Но были и такие колонисты, чей энтузиазм не угасал, они закрывали глаза на невзгоды и отказывались от удобств ради великой цели. Например, Рут Эпперсон восторгалась тем, что в колонии можно обходиться совсем без денег: «Еды здесь много, хотя диета слишком крахмалистая. Ты даже начинаешь любить черный хлеб, кислый, сырой и склонный к плесени… Свежих овощей и мяса, яиц, молока и меда довольно много, но сахар, белая мука, фрукты и мыло негде взять, кроме как в запасах колонии. Тем, кто предпочитает готовить самостоятельно, выдаются пайки на десять дней. Мыло и табак выдаются ежемесячно. Все члены колонии, кроме детей и матерей с младенцами, должны выполнять полезную работу. Взамен рабочие получают пищу, кров и некоторую зимнюю одежду: меховые шапки, перчатки и валенки. Общественная прачечная еженедельно стирает десять вещей на каждого работника. Обувной магазин ремонтирует обувь. Мы прекрасно обходимся без денег в Кузбасской колонии».
Администрация колонии замечала возникшие проблемы. Ратгерс предпринимал попытки остановить отток иностранных специалистов, разочарованных реальными условиями жизни и работы в сибирской утопии. Одной из таких попыток стал приезд в Сибирь ван Лохема, однако начинания голландского архитектора никто не подхватил. Жизнь колонистов оставалась трудной. Продолжая работу в Кузбассе, повышая производительность труда и добычу, иностранные специалисты все больше уставали и выгорали. Люди постоянно уезжали, а притока новых колонистов не хватало, чтобы восполнить потери.
Менялся и Советский Союз. Ленин, давший начало проекту в 1921 году, в 1924 году умер. НЭП, благодаря которой угольное предприятие вело широкую экономическую деятельность, подходила к концу. Идея интернациональных рабочих коммун ко второй половине 1920-х годов потускнела и уже не казалась такой привлекательной советским властям. «Коммунальный» период они теперь воспринимали как время подготовки к грандиозным свершениям — коллективизации и индустриализации, которые требовали совсем других масштабов, чем усилия нескольких сотен высококвалифицированных иммигрантов.
В конце декабря 1926 года советская власть разорвала договор с профсоюзами, АИК «Кузбасс» перестала существовать.

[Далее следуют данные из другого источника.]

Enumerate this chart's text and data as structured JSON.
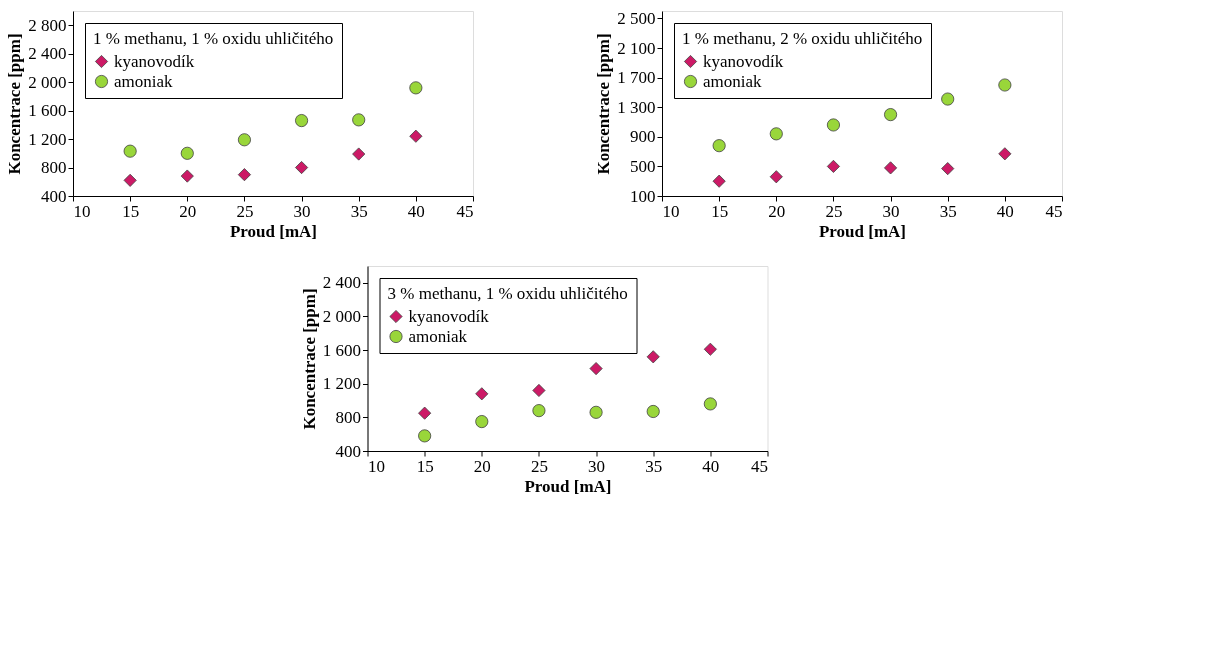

Дальше действовали советские управленцы, и собственность колонии перешла в состав государственного предприятия «Кузбассуголь».

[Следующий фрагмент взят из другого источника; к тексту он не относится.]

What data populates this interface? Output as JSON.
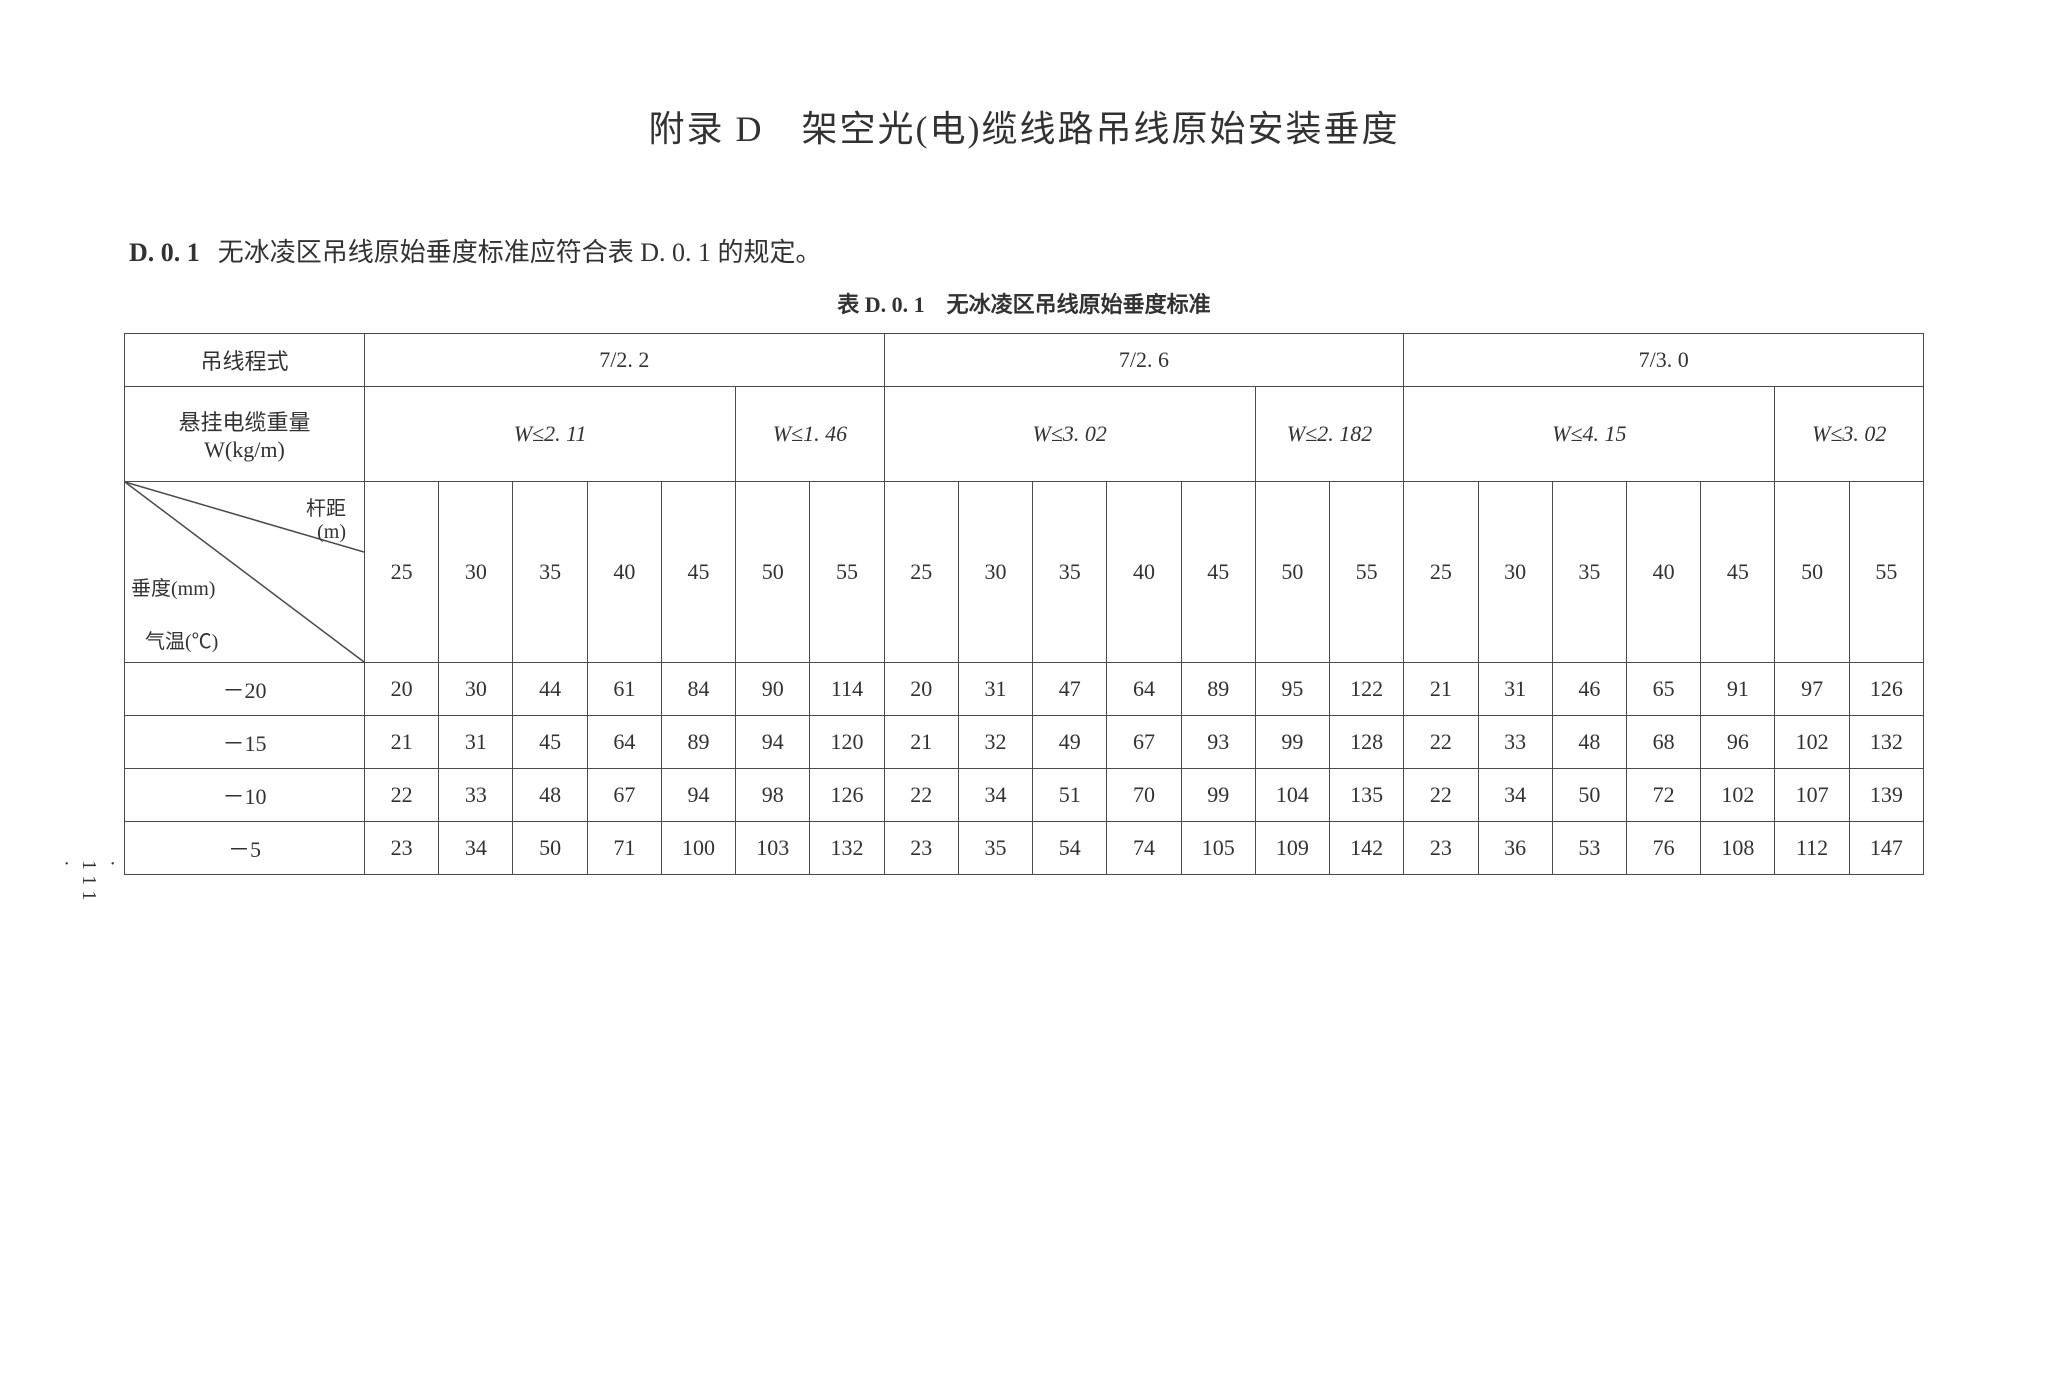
{
  "title": "附录 D　架空光(电)缆线路吊线原始安装垂度",
  "section": {
    "number": "D. 0. 1",
    "text": "无冰凌区吊线原始垂度标准应符合表 D. 0. 1 的规定。"
  },
  "table_caption": "表 D. 0. 1　无冰凌区吊线原始垂度标准",
  "header": {
    "row1_label": "吊线程式",
    "row1_groups": [
      "7/2. 2",
      "7/2. 6",
      "7/3. 0"
    ],
    "row2_label": "悬挂电缆重量\nW(kg/m)",
    "row2_groups": [
      "W≤2. 11",
      "W≤1. 46",
      "W≤3. 02",
      "W≤2. 182",
      "W≤4. 15",
      "W≤3. 02"
    ],
    "diag_labels": {
      "top": "杆距\n(m)",
      "left": "垂度(mm)",
      "bottom": "气温(℃)"
    },
    "col_headers": [
      "25",
      "30",
      "35",
      "40",
      "45",
      "50",
      "55",
      "25",
      "30",
      "35",
      "40",
      "45",
      "50",
      "55",
      "25",
      "30",
      "35",
      "40",
      "45",
      "50",
      "55"
    ]
  },
  "rows": [
    {
      "temp": "－20",
      "vals": [
        "20",
        "30",
        "44",
        "61",
        "84",
        "90",
        "114",
        "20",
        "31",
        "47",
        "64",
        "89",
        "95",
        "122",
        "21",
        "31",
        "46",
        "65",
        "91",
        "97",
        "126"
      ]
    },
    {
      "temp": "－15",
      "vals": [
        "21",
        "31",
        "45",
        "64",
        "89",
        "94",
        "120",
        "21",
        "32",
        "49",
        "67",
        "93",
        "99",
        "128",
        "22",
        "33",
        "48",
        "68",
        "96",
        "102",
        "132"
      ]
    },
    {
      "temp": "－10",
      "vals": [
        "22",
        "33",
        "48",
        "67",
        "94",
        "98",
        "126",
        "22",
        "34",
        "51",
        "70",
        "99",
        "104",
        "135",
        "22",
        "34",
        "50",
        "72",
        "102",
        "107",
        "139"
      ]
    },
    {
      "temp": "－5",
      "vals": [
        "23",
        "34",
        "50",
        "71",
        "100",
        "103",
        "132",
        "23",
        "35",
        "54",
        "74",
        "105",
        "109",
        "142",
        "23",
        "36",
        "53",
        "76",
        "108",
        "112",
        "147"
      ]
    }
  ],
  "page_number": "· 111 ·",
  "colors": {
    "text": "#323232",
    "border": "#4a4a4a",
    "background": "#ffffff"
  },
  "fonts": {
    "title_size_pt": 27,
    "body_size_pt": 17,
    "caption_size_pt": 17
  }
}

«В юности я воображала, что коммунизм может изменить и изменит природу человека: сделает его лучше, добрее, сделает настоящим братом своим товарищам. Теперь я не уверена, что коммунизм может это сделать. Но, во всяком случае, он может несколько улучшить социальную организацию человека, и ради этого я все еще готова работать», — так подытожила свой опыт Рут Эпперсон в переписке с Теодором Драйзером. Она сопровождала писателя в его путешествии по СССР в конце 1920-х годов, уже покинув Кузбасс.
Большинство колонистов уехали из Сибири и вернулись в США; лишь некоторые предпочли остаться на месте или вообще в Советском Союзе. Себальд Ратгерс работал управленцем и инженером, пока не уехал из страны в 1938 году. Джон Тучельский, избранный мэр АИК, уехал работать на Волгу инженером на заводе «ГАЗ». Спустя десятилетие его репрессировали. Герберт Калверт, грезивший штурмовыми отрядами коммунистов, уехал с женой в Калифорнию и прожил там до самой смерти в начале 1980-х годов. Рут Эпперсон вернулась в США в начале 1930-х и стала общественным деятелем и писателем, из под ее пера вышли такие книги, как «Ваня с улицы», «Мальчик Николка» и «Приключения в России: призрак Киргизии».
Наследие АИК «Кузбасс» оказалось огромным и дало толчок развитию всего региона, но вот память о нем почти исчезла. Лишь после распада Советского Союза в Кемерове появился музей «Красная горка», в котором рассказывается об этой части истории Кузбасса.